One summer a monster came down from the north and periodically terrorized the villagers. The monster sat on houses or picked them up and ate them just to watch the people run. For extra fun he’d pick up a chicken coup and toss it down the center of the street like a bowling ball, watching the people scatter like pins.
One day the man and his robot monkey decided to eat their dinner outside and watch the sun drop into the sea. As they walked out of the house with their sandwiches (they loved sandwiches) they saw the monster sitting on one house and eating another. (He’d gotten tired of chicken coup bowling by this point and felt “rather peckish,” but had not yet learned the wonder of sandwiches)
“Hogarth’s back,” the man said.
“Didn’t we drive him away last week?” the robot monkey asked.
“Well let’s get going, it needs doin’ again,” the man said.
They each grabbed a quick bite of their sandwiches (they really loved sandwiches) and headed down to the village.
“Hogarth,” the man called, “time to leave.” His voice had the boom of command and the edge of disapproval.
Hogarth turned and lunged at the man with open jaws. If the man had not grabbed a beam from one of the broken houses and thrust it in between the angry teeth he might have needed more than an arm replaced.
Hogarth shook his open mouth, but the beam held firm. He could not snap the beam with his jaw and his arms were too short to dislodge it.

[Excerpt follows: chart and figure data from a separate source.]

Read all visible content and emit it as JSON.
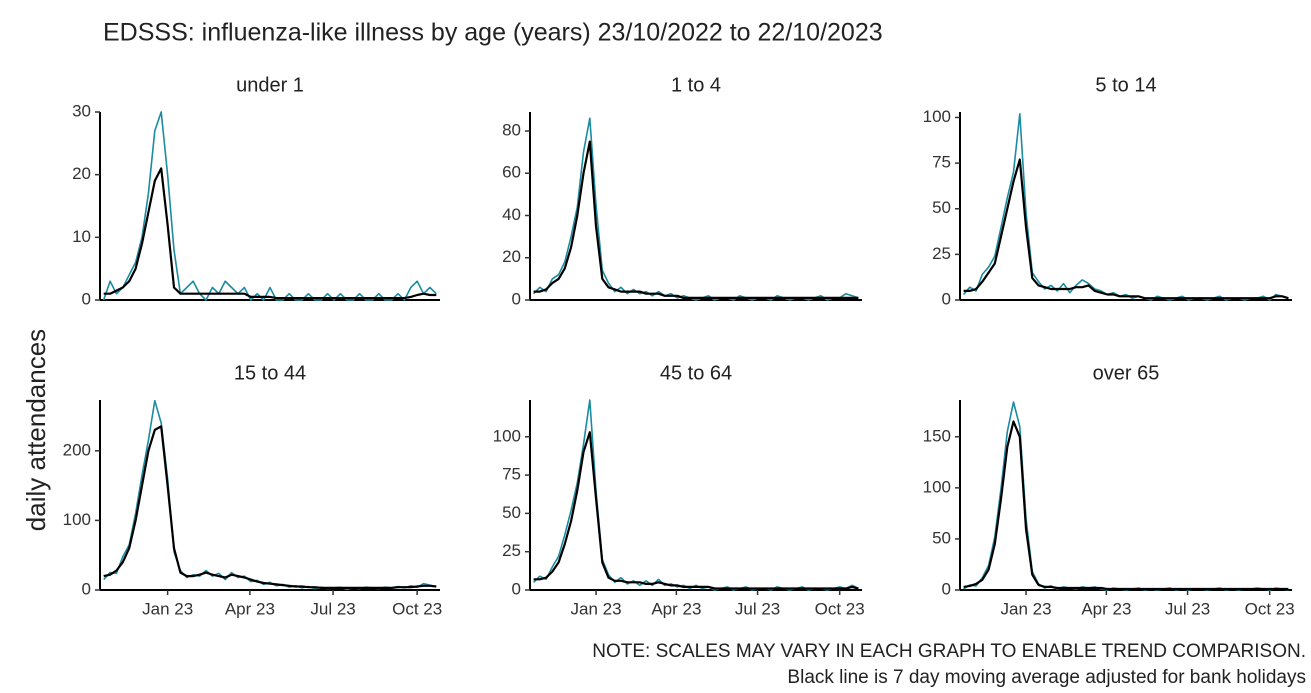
{
  "title": "EDSSS: influenza-like illness by age (years) 23/10/2022 to 22/10/2023",
  "ylabel": "daily attendances",
  "notes": [
    "NOTE: SCALES MAY VARY IN EACH GRAPH TO ENABLE TREND COMPARISON.",
    "Black line is 7 day moving average adjusted for bank holidays"
  ],
  "chart_data": [
    {
      "type": "line",
      "title": "under 1",
      "x": [
        0,
        7,
        14,
        21,
        28,
        35,
        42,
        49,
        56,
        63,
        70,
        77,
        84,
        91,
        98,
        105,
        112,
        119,
        126,
        133,
        140,
        147,
        154,
        161,
        168,
        175,
        182,
        189,
        196,
        203,
        210,
        217,
        224,
        231,
        238,
        245,
        252,
        259,
        266,
        273,
        280,
        287,
        294,
        301,
        308,
        315,
        322,
        329,
        336,
        343,
        350,
        357,
        364
      ],
      "xlim": [
        -4,
        368
      ],
      "ylim": [
        0,
        30
      ],
      "yticks": [
        0,
        10,
        20,
        30
      ],
      "series": [
        {
          "color": "#1b8ba0",
          "values": [
            0,
            3,
            1,
            2,
            4,
            6,
            10,
            17,
            27,
            30,
            20,
            8,
            1,
            2,
            3,
            1,
            0,
            2,
            1,
            3,
            2,
            1,
            2,
            0,
            1,
            0,
            2,
            0,
            0,
            1,
            0,
            0,
            1,
            0,
            0,
            1,
            0,
            1,
            0,
            0,
            1,
            0,
            0,
            1,
            0,
            0,
            1,
            0,
            2,
            3,
            1,
            2,
            1
          ]
        },
        {
          "color": "#000000",
          "values": [
            1,
            1,
            1.5,
            2,
            3,
            5,
            9,
            14,
            19,
            21,
            12,
            2,
            1,
            1,
            1,
            1,
            1,
            1,
            1,
            1,
            1,
            1,
            1,
            0.5,
            0.5,
            0.5,
            0.5,
            0.3,
            0.3,
            0.3,
            0.3,
            0.3,
            0.3,
            0.3,
            0.3,
            0.3,
            0.3,
            0.3,
            0.3,
            0.3,
            0.3,
            0.3,
            0.3,
            0.3,
            0.3,
            0.3,
            0.3,
            0.3,
            0.5,
            0.8,
            1,
            0.8,
            0.8
          ]
        }
      ]
    },
    {
      "type": "line",
      "title": "1 to 4",
      "x": [
        0,
        7,
        14,
        21,
        28,
        35,
        42,
        49,
        56,
        63,
        70,
        77,
        84,
        91,
        98,
        105,
        112,
        119,
        126,
        133,
        140,
        147,
        154,
        161,
        168,
        175,
        182,
        189,
        196,
        203,
        210,
        217,
        224,
        231,
        238,
        245,
        252,
        259,
        266,
        273,
        280,
        287,
        294,
        301,
        308,
        315,
        322,
        329,
        336,
        343,
        350,
        357,
        364
      ],
      "xlim": [
        -4,
        368
      ],
      "ylim": [
        0,
        89
      ],
      "yticks": [
        0,
        20,
        40,
        60,
        80
      ],
      "series": [
        {
          "color": "#1b8ba0",
          "values": [
            3,
            6,
            4,
            10,
            12,
            18,
            30,
            44,
            70,
            86,
            45,
            14,
            8,
            4,
            6,
            3,
            5,
            3,
            4,
            2,
            4,
            2,
            3,
            1,
            2,
            1,
            0,
            1,
            2,
            0,
            1,
            1,
            0,
            2,
            1,
            0,
            1,
            1,
            0,
            2,
            1,
            0,
            1,
            1,
            0,
            1,
            2,
            0,
            1,
            1,
            3,
            2,
            1
          ]
        },
        {
          "color": "#000000",
          "values": [
            4,
            4,
            5,
            8,
            10,
            15,
            25,
            40,
            60,
            75,
            35,
            10,
            6,
            5,
            4,
            4,
            4,
            4,
            3,
            3,
            3,
            2,
            2,
            2,
            1,
            1,
            1,
            1,
            1,
            1,
            1,
            1,
            1,
            1,
            1,
            1,
            1,
            1,
            1,
            1,
            1,
            1,
            1,
            1,
            1,
            1,
            1,
            1,
            1,
            1,
            1,
            1,
            1
          ]
        }
      ]
    },
    {
      "type": "line",
      "title": "5 to 14",
      "x": [
        0,
        7,
        14,
        21,
        28,
        35,
        42,
        49,
        56,
        63,
        70,
        77,
        84,
        91,
        98,
        105,
        112,
        119,
        126,
        133,
        140,
        147,
        154,
        161,
        168,
        175,
        182,
        189,
        196,
        203,
        210,
        217,
        224,
        231,
        238,
        245,
        252,
        259,
        266,
        273,
        280,
        287,
        294,
        301,
        308,
        315,
        322,
        329,
        336,
        343,
        350,
        357,
        364
      ],
      "xlim": [
        -4,
        368
      ],
      "ylim": [
        0,
        103
      ],
      "yticks": [
        0,
        25,
        50,
        75,
        100
      ],
      "series": [
        {
          "color": "#1b8ba0",
          "values": [
            3,
            7,
            5,
            14,
            18,
            24,
            40,
            56,
            70,
            102,
            48,
            15,
            10,
            6,
            8,
            5,
            9,
            4,
            8,
            11,
            9,
            6,
            5,
            3,
            4,
            2,
            3,
            1,
            2,
            1,
            0,
            2,
            1,
            0,
            1,
            2,
            0,
            1,
            1,
            0,
            1,
            2,
            0,
            1,
            1,
            0,
            1,
            1,
            2,
            0,
            3,
            2,
            1
          ]
        },
        {
          "color": "#000000",
          "values": [
            5,
            5,
            6,
            10,
            15,
            20,
            35,
            50,
            65,
            77,
            40,
            12,
            8,
            7,
            6,
            6,
            6,
            6,
            7,
            7,
            8,
            5,
            4,
            3,
            3,
            2,
            2,
            2,
            2,
            1,
            1,
            1,
            1,
            1,
            1,
            1,
            1,
            1,
            1,
            1,
            1,
            1,
            1,
            1,
            1,
            1,
            1,
            1,
            1,
            1,
            2,
            2,
            1
          ]
        }
      ]
    },
    {
      "type": "line",
      "title": "15 to 44",
      "x": [
        0,
        7,
        14,
        21,
        28,
        35,
        42,
        49,
        56,
        63,
        70,
        77,
        84,
        91,
        98,
        105,
        112,
        119,
        126,
        133,
        140,
        147,
        154,
        161,
        168,
        175,
        182,
        189,
        196,
        203,
        210,
        217,
        224,
        231,
        238,
        245,
        252,
        259,
        266,
        273,
        280,
        287,
        294,
        301,
        308,
        315,
        322,
        329,
        336,
        343,
        350,
        357,
        364
      ],
      "xlim": [
        -4,
        368
      ],
      "ylim": [
        0,
        273
      ],
      "yticks": [
        0,
        100,
        200
      ],
      "xticks": [
        {
          "value": 70,
          "label": "Jan 23"
        },
        {
          "value": 160,
          "label": "Apr 23"
        },
        {
          "value": 251,
          "label": "Jul 23"
        },
        {
          "value": 343,
          "label": "Oct 23"
        }
      ],
      "series": [
        {
          "color": "#1b8ba0",
          "values": [
            15,
            25,
            24,
            48,
            65,
            110,
            165,
            215,
            272,
            240,
            160,
            55,
            28,
            18,
            22,
            20,
            28,
            20,
            24,
            15,
            25,
            18,
            20,
            12,
            14,
            8,
            11,
            6,
            8,
            4,
            6,
            3,
            5,
            2,
            4,
            2,
            3,
            4,
            1,
            3,
            2,
            4,
            3,
            2,
            4,
            3,
            5,
            3,
            6,
            4,
            9,
            7,
            5
          ]
        },
        {
          "color": "#000000",
          "values": [
            20,
            22,
            28,
            40,
            60,
            100,
            150,
            200,
            230,
            235,
            150,
            60,
            25,
            20,
            20,
            22,
            25,
            22,
            20,
            18,
            22,
            20,
            18,
            15,
            12,
            10,
            9,
            8,
            7,
            6,
            5,
            5,
            4,
            4,
            3,
            3,
            3,
            3,
            3,
            3,
            3,
            3,
            3,
            3,
            3,
            3,
            4,
            4,
            4,
            5,
            6,
            6,
            5
          ]
        }
      ]
    },
    {
      "type": "line",
      "title": "45 to 64",
      "x": [
        0,
        7,
        14,
        21,
        28,
        35,
        42,
        49,
        56,
        63,
        70,
        77,
        84,
        91,
        98,
        105,
        112,
        119,
        126,
        133,
        140,
        147,
        154,
        161,
        168,
        175,
        182,
        189,
        196,
        203,
        210,
        217,
        224,
        231,
        238,
        245,
        252,
        259,
        266,
        273,
        280,
        287,
        294,
        301,
        308,
        315,
        322,
        329,
        336,
        343,
        350,
        357,
        364
      ],
      "xlim": [
        -4,
        368
      ],
      "ylim": [
        0,
        124
      ],
      "yticks": [
        0,
        25,
        50,
        75,
        100
      ],
      "xticks": [
        {
          "value": 70,
          "label": "Jan 23"
        },
        {
          "value": 160,
          "label": "Apr 23"
        },
        {
          "value": 251,
          "label": "Jul 23"
        },
        {
          "value": 343,
          "label": "Oct 23"
        }
      ],
      "series": [
        {
          "color": "#1b8ba0",
          "values": [
            5,
            9,
            7,
            15,
            22,
            36,
            52,
            70,
            95,
            124,
            65,
            20,
            10,
            5,
            8,
            4,
            6,
            3,
            6,
            3,
            7,
            3,
            4,
            2,
            3,
            1,
            3,
            1,
            2,
            0,
            1,
            2,
            0,
            1,
            2,
            0,
            1,
            1,
            0,
            2,
            1,
            0,
            1,
            2,
            0,
            1,
            1,
            0,
            1,
            2,
            1,
            3,
            1
          ]
        },
        {
          "color": "#000000",
          "values": [
            7,
            7,
            8,
            12,
            18,
            30,
            45,
            65,
            90,
            103,
            60,
            18,
            8,
            6,
            6,
            5,
            5,
            5,
            4,
            4,
            5,
            4,
            3,
            3,
            2,
            2,
            2,
            2,
            2,
            1,
            1,
            1,
            1,
            1,
            1,
            1,
            1,
            1,
            1,
            1,
            1,
            1,
            1,
            1,
            1,
            1,
            1,
            1,
            1,
            1,
            1,
            2,
            1
          ]
        }
      ]
    },
    {
      "type": "line",
      "title": "over 65",
      "x": [
        0,
        7,
        14,
        21,
        28,
        35,
        42,
        49,
        56,
        63,
        70,
        77,
        84,
        91,
        98,
        105,
        112,
        119,
        126,
        133,
        140,
        147,
        154,
        161,
        168,
        175,
        182,
        189,
        196,
        203,
        210,
        217,
        224,
        231,
        238,
        245,
        252,
        259,
        266,
        273,
        280,
        287,
        294,
        301,
        308,
        315,
        322,
        329,
        336,
        343,
        350,
        357,
        364
      ],
      "xlim": [
        -4,
        368
      ],
      "ylim": [
        0,
        186
      ],
      "yticks": [
        0,
        50,
        100,
        150
      ],
      "xticks": [
        {
          "value": 70,
          "label": "Jan 23"
        },
        {
          "value": 160,
          "label": "Apr 23"
        },
        {
          "value": 251,
          "label": "Jul 23"
        },
        {
          "value": 343,
          "label": "Oct 23"
        }
      ],
      "series": [
        {
          "color": "#1b8ba0",
          "values": [
            1,
            5,
            4,
            12,
            24,
            52,
            100,
            155,
            184,
            160,
            70,
            18,
            6,
            2,
            4,
            1,
            3,
            2,
            1,
            3,
            2,
            3,
            1,
            0,
            2,
            1,
            0,
            1,
            2,
            0,
            1,
            0,
            1,
            2,
            0,
            1,
            0,
            1,
            1,
            0,
            1,
            2,
            0,
            1,
            0,
            1,
            1,
            2,
            1,
            0,
            2,
            1,
            0
          ]
        },
        {
          "color": "#000000",
          "values": [
            3,
            4,
            6,
            10,
            20,
            45,
            90,
            140,
            165,
            150,
            60,
            15,
            5,
            3,
            3,
            2,
            2,
            2,
            2,
            2,
            2,
            2,
            2,
            1,
            1,
            1,
            1,
            1,
            1,
            1,
            1,
            1,
            1,
            1,
            1,
            1,
            1,
            1,
            1,
            1,
            1,
            1,
            1,
            1,
            1,
            1,
            1,
            1,
            1,
            1,
            1,
            1,
            1
          ]
        }
      ]
    }
  ]
}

Most days this would have sent Hogarth back to his mother in tears, but today he decided he wasn’t going to let a bully get the best of him again. Hogarth smashed his face into a nearby house and dislodged the beam along with three of his teeth.
“You’re interrupting my dinner,” Hogarth said. The pain of losing the teeth dulled his reason and his timing. He lunged for the man and his monkey again, but both jumped away before his jaws could clap shut.
The man pulled up a tree by the roots and began parrying and thrusting like a fencer.
Hogarth picked up a large rock and threw it down on the man’s makeshift sword, snapping the wooden sword in half. The man tossed the stump at Hogarth and ran for it. The robot monkey followed hot on his heels. The stump caught Hogarth on the right cheek and left a deep gash in its wake. Rage boiled in his belly and a fierceness he had rarely felt sent him tearing after the man and his monkey.
The man and his monkey ran for a long ways twisting and turning around the perilous curves of the mountain, but somewhere on the winding paths of the mountain they took a wrong turn and found themselves at a dead-end. When the man and the monkey turned around, Hogarth had already started down their path. The walls were so smooth that even the robot monkey couldn’t find hand holds for climbing out. They had nowhere to go.